Marx wrote, “The labouring population therefore produces, along with the accumulation of capital produced by it, the means by which it itself is made relatively superfluous, is turned into a relative surplus population; and it does this to an always increasing extent. This is a law of population peculiar to the capitalist mode of production.”

For Marx, “Every labourer” belonged to the surplus/reserve army of labour “during the time when he is only partially employed or wholly unemployed.”

In a devastating critique of modern-day calls for immigration controls, Marx insisted that this problem was not to be solved by “the folly… now patent of the economic wisdom that preaches to the labourers the accommodation of their number to the requirements of capital.”

In fact, “The greater the social wealth, the functioning capital, the extent and energy of its growth, and, therefore, all the absolute mass of the proletariat and the productiveness of its labour, the greater is the industrial reserve army.”

The solution, Marx insisted, was cooperation between workers to protect their common class interests in combination against the bourgeoisie. In the inaugural address of the International Working Men’s Association (the First International) in 1864, Marx concluded, “Past experience has shown how disregard of that bond of brotherhood which ought to exist between the workmen of different countries, and incites them to stand firmly by each other in all their struggles for emancipation, will be chastised by the common discomfiture of their incoherent efforts.”

Praising the struggle by the Lancashire cotton textile works who, against their own bosses and the British Empire, and on pain of starvation, agitated in support of the North in the American Civil War and for the abolition of slavery, he continued, “If the emancipation of the working classes requires their fraternal concurrence, how are they to fulfil that great mission with a foreign policy in pursuit of criminal designs, playing upon national prejudices, and squandering in piratical wars the people’s blood and treasure?”

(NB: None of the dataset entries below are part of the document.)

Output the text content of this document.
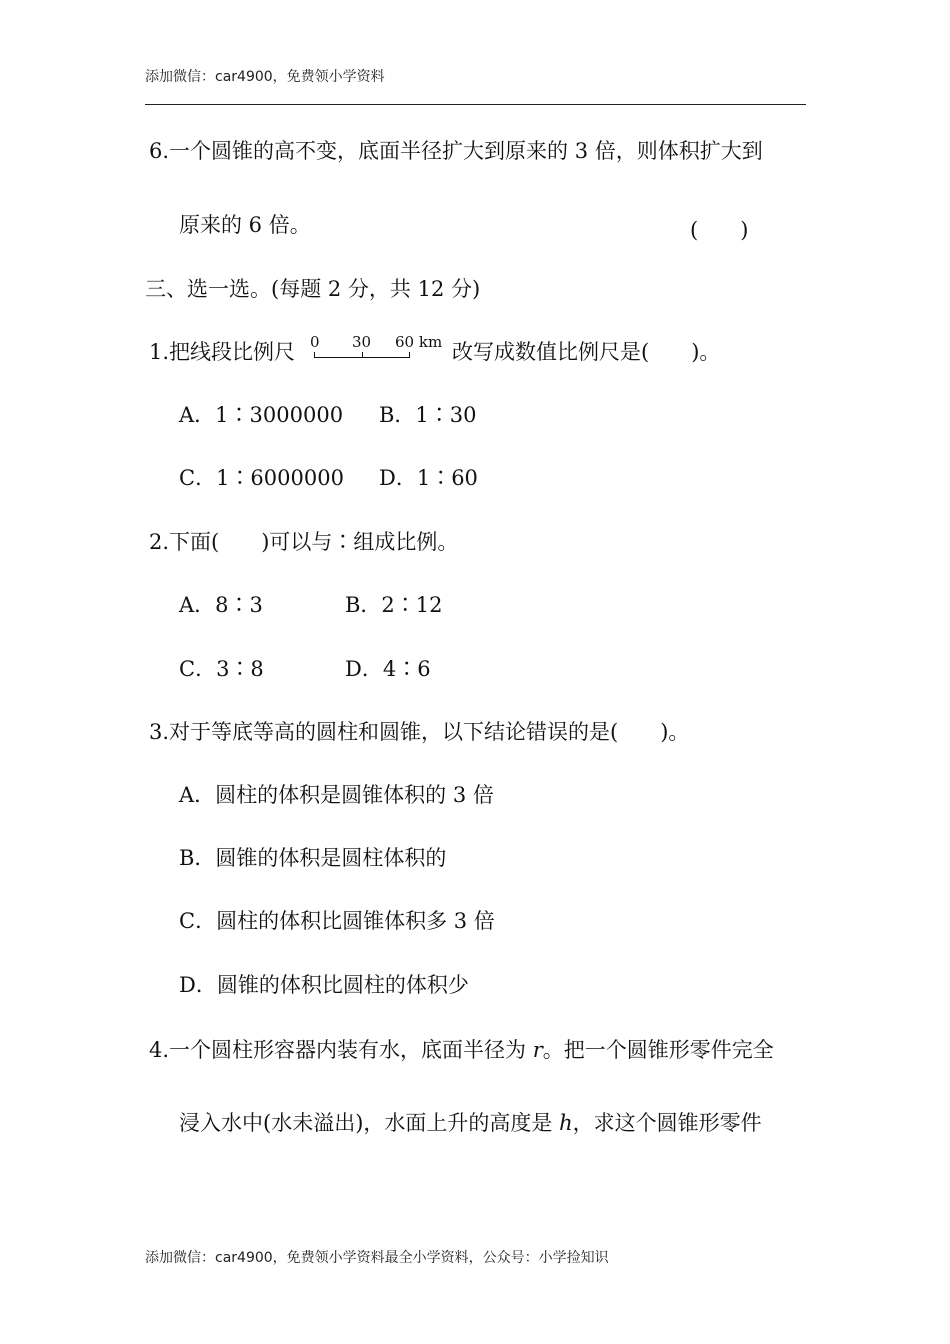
添加微信：car4900，免费领小学资料
6.一个圆锥的高不变，底面半径扩大到原来的 3 倍，则体积扩大到
原来的 6 倍。	(　　)
三、选一选。(每题 2 分，共 12 分)
1.把线段比例尺 0 30 60 km 改写成数值比例尺是(　　)。
A．1∶3000000 B．1∶30
C．1∶6000000 D．1∶60
2.下面(　　)可以与∶组成比例。
A．8∶3	B．2∶12
C．3∶8	D．4∶6
3.对于等底等高的圆柱和圆锥，以下结论错误的是(　　)。
A．圆柱的体积是圆锥体积的 3 倍
B．圆锥的体积是圆柱体积的
C．圆柱的体积比圆锥体积多 3 倍
D．圆锥的体积比圆柱的体积少
4.一个圆柱形容器内装有水，底面半径为 r。把一个圆锥形零件完全
浸入水中(水未溢出)，水面上升的高度是 h，求这个圆锥形零件
添加微信：car4900，免费领小学资料最全小学资料，公众号：小学捡知识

It was the duty of the working classes “to master themselves the mysteries of international politics; to watch the diplomatic acts of their respective governments; to counteract them, if necessary, by all means in their power; when unable to prevent, to combine in simultaneous denunciations, and to vindicate the simple laws or morals and justice which ought to govern the relations of private individuals, as the rules paramount of the intercourse of nations.

“The fight for such a foreign policy forms part of the general struggle for the emancipation of the working classes.

“Proletarians of all countries, unite!”